Twee zoons van Jan worden vermeld als turfschipper. Abraham Cornelis Hazewinkel (1772-1842) voer als kapitein op de Oostzee, maar gaf daarnaast lange tijd in Veendam les in de zeevaartkunde. Zijn Handleiding om op verschillende wijzen de breedte buiten den middag of meridiaan te vinden (1827 en 1839; repr. 1992) vond veel waardering en het gebruik ervan werd op alle rijksvaartuigen voorgeschreven. Pieter Hendriks Hazewinkel (1804-1882) maakte tussen 1852 en 1854 als gezagvoerder van het volschip ‘Bernhard Hertog van Saksen-Weimar’ een reis om de wereld. Hendrik Pieter(s) Hazewinkel (1829-1911) werd, na als gezagvoerder op de grote vaart te hebben gefungeerd, Lloyds’ Surveyor te Veendam. Hij publiceerde op het terrein van de zeevaartkunde.

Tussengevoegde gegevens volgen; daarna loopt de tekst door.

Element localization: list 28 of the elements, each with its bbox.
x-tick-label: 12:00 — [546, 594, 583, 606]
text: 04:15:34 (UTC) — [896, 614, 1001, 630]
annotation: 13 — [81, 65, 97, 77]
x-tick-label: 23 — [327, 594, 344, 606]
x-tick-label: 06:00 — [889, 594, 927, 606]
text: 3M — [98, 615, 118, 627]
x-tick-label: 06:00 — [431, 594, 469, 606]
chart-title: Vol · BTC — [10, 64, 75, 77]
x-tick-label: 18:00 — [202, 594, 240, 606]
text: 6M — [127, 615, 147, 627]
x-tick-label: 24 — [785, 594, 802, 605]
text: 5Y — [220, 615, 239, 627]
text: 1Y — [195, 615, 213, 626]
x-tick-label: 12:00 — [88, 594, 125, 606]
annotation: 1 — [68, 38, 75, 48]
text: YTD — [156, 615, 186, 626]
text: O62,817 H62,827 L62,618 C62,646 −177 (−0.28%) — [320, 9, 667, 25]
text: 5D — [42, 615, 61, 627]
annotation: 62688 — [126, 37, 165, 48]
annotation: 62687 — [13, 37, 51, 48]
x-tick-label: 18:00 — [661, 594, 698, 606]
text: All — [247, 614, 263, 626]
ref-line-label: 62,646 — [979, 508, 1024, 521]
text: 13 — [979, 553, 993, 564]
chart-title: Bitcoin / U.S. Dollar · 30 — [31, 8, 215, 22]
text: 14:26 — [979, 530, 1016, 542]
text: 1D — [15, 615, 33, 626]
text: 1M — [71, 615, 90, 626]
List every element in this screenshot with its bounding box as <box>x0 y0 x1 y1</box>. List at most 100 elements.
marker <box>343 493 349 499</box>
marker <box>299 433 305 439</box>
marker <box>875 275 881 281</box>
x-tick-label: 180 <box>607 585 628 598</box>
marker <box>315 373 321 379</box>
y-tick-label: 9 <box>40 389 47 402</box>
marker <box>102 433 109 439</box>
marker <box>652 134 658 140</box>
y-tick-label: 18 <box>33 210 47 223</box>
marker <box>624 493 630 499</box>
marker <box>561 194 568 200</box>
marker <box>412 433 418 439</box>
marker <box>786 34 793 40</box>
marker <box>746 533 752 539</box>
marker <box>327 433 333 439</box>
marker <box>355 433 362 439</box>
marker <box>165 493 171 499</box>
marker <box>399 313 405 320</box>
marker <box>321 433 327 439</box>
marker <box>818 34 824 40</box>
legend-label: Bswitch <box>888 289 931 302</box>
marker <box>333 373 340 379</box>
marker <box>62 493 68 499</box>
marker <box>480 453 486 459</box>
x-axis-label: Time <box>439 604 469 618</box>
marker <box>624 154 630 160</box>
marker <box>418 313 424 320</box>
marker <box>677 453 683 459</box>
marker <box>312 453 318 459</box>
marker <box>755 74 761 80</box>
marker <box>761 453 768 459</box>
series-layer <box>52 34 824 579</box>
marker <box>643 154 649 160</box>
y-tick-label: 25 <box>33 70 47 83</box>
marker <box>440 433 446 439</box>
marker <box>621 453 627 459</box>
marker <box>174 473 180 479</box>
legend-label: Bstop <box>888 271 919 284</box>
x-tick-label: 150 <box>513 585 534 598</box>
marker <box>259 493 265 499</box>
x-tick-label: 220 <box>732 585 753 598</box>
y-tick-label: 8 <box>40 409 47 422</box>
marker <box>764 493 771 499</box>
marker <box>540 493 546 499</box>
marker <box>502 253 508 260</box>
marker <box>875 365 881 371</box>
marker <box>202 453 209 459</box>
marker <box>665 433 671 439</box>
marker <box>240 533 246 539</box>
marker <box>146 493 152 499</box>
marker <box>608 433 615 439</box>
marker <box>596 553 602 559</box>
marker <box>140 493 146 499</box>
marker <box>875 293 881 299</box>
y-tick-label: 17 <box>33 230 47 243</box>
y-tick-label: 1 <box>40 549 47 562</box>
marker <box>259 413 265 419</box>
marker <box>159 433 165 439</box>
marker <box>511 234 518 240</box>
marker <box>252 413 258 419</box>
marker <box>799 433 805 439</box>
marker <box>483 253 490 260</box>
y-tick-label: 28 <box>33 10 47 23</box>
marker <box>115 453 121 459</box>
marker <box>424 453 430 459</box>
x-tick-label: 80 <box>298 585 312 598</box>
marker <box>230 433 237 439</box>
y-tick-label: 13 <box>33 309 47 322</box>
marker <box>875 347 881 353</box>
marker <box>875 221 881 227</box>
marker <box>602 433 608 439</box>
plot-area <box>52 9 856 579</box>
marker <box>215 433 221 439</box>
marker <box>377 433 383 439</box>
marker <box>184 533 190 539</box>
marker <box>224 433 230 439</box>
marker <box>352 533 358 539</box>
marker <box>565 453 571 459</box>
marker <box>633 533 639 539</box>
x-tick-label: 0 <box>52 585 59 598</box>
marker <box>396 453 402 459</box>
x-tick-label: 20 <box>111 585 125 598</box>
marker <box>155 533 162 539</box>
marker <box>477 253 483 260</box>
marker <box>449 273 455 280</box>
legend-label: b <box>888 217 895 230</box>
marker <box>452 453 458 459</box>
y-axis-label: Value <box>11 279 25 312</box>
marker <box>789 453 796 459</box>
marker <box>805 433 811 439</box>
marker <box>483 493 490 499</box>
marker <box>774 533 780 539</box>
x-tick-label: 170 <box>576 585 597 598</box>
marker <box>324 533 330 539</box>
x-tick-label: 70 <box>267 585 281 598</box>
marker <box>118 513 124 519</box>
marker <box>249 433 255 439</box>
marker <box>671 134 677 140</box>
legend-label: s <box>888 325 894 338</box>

Jan Abraham Hazewinkel (1885-1963) is waarschijnlijk de laatste kapitein Hazewinkel geweest. In 1916 droeg hij er als gezagvoerder van het stoomschip ‘Zaandijk’ van de Holland-Amerikalijn belangrijk toe bij dat dit schip op het nippertje in veiligheid werd gebracht nadat het bij Kentish Knock in de Noordzee op een mijn was gelopen. Vanaf 1917 was hij geruime tijd leraar aan de Kweekschool voor de Zeevaart in Amsterdam. Andere prominente leden van de familie Hazewinkel zijn geweest: Ruurt Hazewinkel, de in 1855 geboren feitelijke grondlegger van het Nieuwsblad van het Noorden, en Jan Berend Hazewinkel (1894-1977), die naam maakte als tekenaar en graficus. De eveneens Ruurt geheten kleinzoon van de grondlegger van het Nieuwsblad van het Noorden schonk in 1997 de reddingsboot ‘Kapiteins Hazewinkel’ aan de KNRM. [Bosscher]
Lit.: W. van Koldam, Voortvarend naar zee. Kroniek van de kapiteins Hazewinkel (Veendam 1997).